There would likely be enormous resistance to such a proposal. There hasn’t been a constitutional convention since 1787, when we wrote our present Constitution. Opponents would warn about a “runaway” convention that would strip us of constitutional rights. They are likely to claim that a proposed marriage amendment would represent the first time “rights” were taken away. Washington, especially with its current leadership, will vehemently oppose losing power over controlling the amending process.

But the beautiful thing is that a convention doesn’t necessarily have to work. If enough momentum were stirred up so that it appeared that the states might call for such an amendment and bypass Congress, two things would happen. First, the question of protecting marriage would land front and center on the congressional agenda — even if Pelosi and Reid don’t want it there. Every incumbent would have to say where he stood: Would he allow the people, through the ratification process, to protect marriage through constitutional amendment?

With that kind of momentum, candidates running for Congress would have defense of marriage as a talking point this year. It would also force the issue to the forefront in a Republican Party where there are still powerful forces that want a “big tent Republicanism” that is economically conservative but socially licentious.

Imagine the energy that would be generated by forcing the discussion of marriage right onto the congressional agenda in 2010, just as control of the Senate and House may be up for grabs.

President George W. Bush urged Congress to pass such a constitutional amendment in 2004. The amendment went nowhere, in part because many Democrats covertly supported homosexual “marriage,” in part because Republicans wanted to avoid controversy, and in part because both sides found it convenient to use the excuse of being “moderate” and claiming that there was no reason to “federalize” the question. Why change the Constitution, they asked, when a simple law might be enough? The result was the 1996 Defense of Marriage Act (Doma).

The past six years have shown just how far the legal culture has deteriorated. Absent a federal constitutional prohibition, state courts have freely invented a right to homosexual “marriage” in their state constitutions. Doma itself is insufficient, for two reasons. One, what one Congress enacts, another can repeal. And two, because a constitutional amendment creates an ethos — a mindset, a legal culture — that makes its violation far more difficult.

The pro-life struggle should be illustrative. Absent a human-life amendment, pro-lifers have spent 37 years fighting incremental battles about important but secondary issues — banning partial-birth abortions, limiting taxpayer funding of abortion or protecting the rights of parents vis-à-vis their minor daughters. We have won many small victories, but the corrupting effects of Roe v. Wade have so metastasized in the American legal system that even these incremental victories remain tenuous and under constant assault.

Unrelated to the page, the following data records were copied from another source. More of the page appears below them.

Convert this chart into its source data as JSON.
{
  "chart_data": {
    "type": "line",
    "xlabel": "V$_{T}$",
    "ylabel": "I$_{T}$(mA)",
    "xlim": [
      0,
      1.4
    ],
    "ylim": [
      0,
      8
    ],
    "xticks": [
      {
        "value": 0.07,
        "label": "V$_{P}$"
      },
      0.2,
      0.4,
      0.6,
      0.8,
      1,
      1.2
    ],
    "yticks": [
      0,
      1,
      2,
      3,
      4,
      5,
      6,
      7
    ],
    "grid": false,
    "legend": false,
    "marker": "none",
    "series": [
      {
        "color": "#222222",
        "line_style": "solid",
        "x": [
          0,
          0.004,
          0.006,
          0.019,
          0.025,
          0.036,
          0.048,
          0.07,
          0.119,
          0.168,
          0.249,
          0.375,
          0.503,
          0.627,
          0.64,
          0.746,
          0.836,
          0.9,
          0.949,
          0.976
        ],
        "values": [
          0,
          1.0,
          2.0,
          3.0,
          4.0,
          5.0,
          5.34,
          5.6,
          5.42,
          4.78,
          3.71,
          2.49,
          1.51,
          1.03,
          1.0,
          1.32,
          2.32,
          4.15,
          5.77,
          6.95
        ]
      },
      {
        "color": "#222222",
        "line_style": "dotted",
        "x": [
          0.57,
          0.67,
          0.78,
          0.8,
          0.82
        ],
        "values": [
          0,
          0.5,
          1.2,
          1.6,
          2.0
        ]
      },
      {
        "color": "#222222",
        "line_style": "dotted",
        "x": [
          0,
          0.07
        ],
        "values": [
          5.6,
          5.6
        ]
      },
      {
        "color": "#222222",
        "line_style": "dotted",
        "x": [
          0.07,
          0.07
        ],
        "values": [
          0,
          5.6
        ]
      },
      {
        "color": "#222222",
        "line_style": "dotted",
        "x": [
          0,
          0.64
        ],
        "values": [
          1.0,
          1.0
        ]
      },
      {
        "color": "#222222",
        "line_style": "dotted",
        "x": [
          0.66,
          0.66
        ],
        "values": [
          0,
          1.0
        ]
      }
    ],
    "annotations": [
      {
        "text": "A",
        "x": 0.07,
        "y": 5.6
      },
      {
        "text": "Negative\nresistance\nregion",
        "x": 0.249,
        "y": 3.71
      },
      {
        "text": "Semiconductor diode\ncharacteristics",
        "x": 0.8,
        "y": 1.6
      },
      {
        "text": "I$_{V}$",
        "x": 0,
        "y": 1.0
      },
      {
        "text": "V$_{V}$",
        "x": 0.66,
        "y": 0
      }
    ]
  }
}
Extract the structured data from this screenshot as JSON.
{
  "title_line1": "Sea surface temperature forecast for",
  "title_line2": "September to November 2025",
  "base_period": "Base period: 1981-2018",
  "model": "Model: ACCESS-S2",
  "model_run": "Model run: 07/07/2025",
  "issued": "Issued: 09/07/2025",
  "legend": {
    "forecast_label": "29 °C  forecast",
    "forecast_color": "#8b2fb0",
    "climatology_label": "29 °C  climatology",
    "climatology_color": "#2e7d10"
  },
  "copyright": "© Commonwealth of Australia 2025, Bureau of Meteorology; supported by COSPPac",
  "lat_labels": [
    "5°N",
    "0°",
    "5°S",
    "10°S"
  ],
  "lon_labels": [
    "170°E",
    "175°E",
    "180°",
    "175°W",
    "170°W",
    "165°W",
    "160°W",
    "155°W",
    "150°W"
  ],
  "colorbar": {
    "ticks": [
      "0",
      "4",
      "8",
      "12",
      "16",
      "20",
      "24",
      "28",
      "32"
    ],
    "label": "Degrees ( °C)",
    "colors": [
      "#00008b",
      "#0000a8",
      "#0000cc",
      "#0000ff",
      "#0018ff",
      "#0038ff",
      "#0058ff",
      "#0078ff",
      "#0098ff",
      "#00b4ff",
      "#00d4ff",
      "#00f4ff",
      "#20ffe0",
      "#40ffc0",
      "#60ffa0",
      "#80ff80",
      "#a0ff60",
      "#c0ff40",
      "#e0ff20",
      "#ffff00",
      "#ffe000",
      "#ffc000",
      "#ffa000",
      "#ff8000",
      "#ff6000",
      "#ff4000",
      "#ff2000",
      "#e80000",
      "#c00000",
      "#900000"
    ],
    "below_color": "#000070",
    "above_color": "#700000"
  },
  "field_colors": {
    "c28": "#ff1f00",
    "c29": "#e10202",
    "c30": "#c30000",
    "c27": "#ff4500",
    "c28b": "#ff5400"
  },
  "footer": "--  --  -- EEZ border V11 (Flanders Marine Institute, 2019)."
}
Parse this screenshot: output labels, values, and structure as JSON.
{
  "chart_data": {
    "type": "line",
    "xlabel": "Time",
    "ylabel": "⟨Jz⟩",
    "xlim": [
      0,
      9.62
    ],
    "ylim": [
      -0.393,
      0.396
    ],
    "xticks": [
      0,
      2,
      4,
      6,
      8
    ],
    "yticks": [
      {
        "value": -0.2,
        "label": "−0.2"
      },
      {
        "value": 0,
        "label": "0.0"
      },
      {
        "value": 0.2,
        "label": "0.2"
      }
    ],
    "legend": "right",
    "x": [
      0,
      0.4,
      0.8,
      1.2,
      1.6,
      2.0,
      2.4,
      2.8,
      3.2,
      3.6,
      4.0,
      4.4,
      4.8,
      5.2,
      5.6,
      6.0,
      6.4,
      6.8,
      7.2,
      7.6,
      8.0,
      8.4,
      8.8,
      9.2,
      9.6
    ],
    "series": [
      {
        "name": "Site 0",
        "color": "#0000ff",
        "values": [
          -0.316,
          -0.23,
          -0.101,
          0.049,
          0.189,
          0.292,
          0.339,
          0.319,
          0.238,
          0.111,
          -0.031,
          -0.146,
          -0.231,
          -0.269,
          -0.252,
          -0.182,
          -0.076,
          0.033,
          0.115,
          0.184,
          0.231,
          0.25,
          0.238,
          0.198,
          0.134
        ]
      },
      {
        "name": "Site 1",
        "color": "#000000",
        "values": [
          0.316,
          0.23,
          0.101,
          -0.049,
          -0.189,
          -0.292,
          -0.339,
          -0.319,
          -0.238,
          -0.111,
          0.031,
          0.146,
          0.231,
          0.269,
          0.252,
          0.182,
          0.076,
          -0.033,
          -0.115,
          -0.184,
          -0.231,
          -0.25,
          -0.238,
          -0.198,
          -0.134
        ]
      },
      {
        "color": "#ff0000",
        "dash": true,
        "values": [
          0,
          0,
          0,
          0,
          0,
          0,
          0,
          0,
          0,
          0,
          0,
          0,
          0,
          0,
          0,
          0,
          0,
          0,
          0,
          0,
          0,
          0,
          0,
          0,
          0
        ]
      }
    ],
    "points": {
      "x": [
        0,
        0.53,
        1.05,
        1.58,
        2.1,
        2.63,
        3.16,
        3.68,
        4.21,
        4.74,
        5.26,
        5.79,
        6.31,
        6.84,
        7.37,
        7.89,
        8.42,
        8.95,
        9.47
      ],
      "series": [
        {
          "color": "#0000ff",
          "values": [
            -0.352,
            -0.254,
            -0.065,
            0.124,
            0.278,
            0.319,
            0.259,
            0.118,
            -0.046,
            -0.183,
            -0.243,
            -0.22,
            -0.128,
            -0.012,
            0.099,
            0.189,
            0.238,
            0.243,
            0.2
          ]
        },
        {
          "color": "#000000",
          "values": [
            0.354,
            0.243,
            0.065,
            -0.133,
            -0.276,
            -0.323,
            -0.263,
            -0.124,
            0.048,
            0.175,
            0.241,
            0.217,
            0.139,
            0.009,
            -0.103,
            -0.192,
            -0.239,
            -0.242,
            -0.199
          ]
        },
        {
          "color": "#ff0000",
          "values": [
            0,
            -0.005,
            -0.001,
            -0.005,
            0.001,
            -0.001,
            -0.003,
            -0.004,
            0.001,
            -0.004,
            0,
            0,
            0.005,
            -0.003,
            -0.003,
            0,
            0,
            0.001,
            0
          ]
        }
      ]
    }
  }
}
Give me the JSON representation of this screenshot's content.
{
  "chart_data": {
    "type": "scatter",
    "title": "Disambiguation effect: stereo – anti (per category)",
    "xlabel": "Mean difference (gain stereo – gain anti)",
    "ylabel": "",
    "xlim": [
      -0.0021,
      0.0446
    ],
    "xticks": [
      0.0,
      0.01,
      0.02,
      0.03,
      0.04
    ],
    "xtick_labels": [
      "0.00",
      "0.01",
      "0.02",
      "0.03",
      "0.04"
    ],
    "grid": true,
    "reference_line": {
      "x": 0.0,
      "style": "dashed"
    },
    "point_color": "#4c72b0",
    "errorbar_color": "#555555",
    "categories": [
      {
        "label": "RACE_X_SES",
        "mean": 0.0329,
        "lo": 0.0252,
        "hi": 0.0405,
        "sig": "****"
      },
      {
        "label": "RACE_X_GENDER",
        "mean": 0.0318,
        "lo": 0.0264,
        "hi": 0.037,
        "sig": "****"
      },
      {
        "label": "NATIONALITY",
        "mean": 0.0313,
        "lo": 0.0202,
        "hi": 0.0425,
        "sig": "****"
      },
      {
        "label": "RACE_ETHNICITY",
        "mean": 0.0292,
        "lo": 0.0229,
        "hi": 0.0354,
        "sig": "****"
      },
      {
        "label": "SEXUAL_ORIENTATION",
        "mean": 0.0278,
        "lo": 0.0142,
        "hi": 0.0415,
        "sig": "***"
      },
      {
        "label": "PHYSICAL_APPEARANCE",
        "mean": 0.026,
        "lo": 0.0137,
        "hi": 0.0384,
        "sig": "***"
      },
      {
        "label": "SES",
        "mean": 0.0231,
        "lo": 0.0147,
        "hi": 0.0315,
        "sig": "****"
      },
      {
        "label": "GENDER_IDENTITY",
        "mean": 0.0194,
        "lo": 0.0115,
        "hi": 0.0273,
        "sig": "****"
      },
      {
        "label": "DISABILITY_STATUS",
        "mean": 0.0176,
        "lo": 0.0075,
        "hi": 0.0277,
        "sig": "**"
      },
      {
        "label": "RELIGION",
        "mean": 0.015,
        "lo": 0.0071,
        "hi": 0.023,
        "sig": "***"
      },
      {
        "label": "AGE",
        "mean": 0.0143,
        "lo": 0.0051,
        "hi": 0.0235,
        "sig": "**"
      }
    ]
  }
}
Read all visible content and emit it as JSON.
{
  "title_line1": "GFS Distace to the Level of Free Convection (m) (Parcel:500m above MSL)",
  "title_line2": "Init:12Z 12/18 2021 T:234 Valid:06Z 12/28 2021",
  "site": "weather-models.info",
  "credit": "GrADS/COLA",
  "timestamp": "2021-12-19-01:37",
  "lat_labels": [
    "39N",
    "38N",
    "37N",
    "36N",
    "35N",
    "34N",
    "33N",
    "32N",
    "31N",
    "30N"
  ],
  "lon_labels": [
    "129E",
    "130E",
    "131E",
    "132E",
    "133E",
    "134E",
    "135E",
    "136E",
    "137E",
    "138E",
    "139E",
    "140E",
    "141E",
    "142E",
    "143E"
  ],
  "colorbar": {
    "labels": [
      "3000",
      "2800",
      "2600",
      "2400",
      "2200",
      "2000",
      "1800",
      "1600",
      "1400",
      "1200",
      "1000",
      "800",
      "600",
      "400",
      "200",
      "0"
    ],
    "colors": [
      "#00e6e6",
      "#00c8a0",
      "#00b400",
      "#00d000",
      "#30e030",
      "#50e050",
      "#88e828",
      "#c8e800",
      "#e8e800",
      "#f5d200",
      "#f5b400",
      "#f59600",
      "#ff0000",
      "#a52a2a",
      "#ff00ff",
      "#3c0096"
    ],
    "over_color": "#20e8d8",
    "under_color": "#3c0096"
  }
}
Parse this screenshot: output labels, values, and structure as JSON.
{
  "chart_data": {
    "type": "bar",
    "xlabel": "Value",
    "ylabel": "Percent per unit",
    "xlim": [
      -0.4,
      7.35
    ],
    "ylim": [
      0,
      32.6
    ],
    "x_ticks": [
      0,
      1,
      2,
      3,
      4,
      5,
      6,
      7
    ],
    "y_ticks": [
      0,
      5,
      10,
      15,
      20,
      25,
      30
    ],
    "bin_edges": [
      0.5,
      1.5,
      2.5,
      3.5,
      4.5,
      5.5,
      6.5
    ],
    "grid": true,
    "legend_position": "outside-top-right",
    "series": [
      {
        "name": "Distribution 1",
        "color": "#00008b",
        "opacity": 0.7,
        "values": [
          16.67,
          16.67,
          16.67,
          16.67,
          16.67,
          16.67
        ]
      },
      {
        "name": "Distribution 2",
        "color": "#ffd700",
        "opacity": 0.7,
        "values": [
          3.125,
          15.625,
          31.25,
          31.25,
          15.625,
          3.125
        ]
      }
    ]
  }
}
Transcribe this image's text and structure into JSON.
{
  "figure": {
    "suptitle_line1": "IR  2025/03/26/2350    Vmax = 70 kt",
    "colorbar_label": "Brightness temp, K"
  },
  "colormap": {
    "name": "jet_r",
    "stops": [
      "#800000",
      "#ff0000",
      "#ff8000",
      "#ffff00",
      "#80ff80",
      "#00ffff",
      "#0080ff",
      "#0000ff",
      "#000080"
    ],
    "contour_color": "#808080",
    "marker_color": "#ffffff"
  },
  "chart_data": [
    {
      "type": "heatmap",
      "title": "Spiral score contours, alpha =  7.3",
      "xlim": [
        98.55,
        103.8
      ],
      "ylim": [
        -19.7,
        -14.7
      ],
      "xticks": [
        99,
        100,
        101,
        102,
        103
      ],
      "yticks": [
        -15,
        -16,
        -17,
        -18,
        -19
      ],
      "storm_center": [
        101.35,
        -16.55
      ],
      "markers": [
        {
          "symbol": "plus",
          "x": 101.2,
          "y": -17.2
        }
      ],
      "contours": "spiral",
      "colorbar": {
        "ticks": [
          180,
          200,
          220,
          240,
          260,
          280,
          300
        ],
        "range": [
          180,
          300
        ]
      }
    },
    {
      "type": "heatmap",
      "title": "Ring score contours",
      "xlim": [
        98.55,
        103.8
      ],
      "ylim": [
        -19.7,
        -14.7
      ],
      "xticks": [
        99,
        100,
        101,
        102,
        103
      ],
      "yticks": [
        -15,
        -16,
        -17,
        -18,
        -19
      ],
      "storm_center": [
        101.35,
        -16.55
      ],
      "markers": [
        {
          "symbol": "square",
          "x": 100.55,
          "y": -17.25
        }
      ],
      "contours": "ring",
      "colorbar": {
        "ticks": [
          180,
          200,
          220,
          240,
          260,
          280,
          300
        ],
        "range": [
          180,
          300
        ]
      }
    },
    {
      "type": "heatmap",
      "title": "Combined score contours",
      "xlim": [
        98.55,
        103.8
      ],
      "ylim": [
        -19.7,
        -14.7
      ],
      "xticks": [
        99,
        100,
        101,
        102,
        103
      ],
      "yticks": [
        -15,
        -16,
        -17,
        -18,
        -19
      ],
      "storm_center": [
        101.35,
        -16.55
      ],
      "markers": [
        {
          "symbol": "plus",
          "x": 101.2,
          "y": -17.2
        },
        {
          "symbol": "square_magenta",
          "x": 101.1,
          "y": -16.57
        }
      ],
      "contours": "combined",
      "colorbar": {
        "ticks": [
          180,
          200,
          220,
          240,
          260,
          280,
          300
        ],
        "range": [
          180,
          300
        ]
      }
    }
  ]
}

What we need is a clear resolution of the protection of marriage on the level of legal principle. The U.S. Constitution should say that marriage is a union of a man and a woman. Period. Such a resolution would not necessarily exclude civil unions and other accommodations, but it would prevent legislatures, courts and Congress from making such ersatz unions the legal equivalents of marriage, with all the rights and privileges of marriage.

It would also undo the mischief already wrought in some states, like Massachusetts, Vermont and Connecticut, since the supremacy of federal law would make contrary state policies unconstitutional.

The moment has arrived to start protecting marriage effectively in our legal culture — not by piecemeal victories at the ballot box in Maine or the votes in the New York Senate, but at the level of constitutional principle.

Using the call for a constitutional convention to build and capitalize on that momentum — both during this congressional election year and in preparation for the next presidential election — only seems sensible.

David Yves Braun is the pen name of a government

employee who wishes to remain anonymous.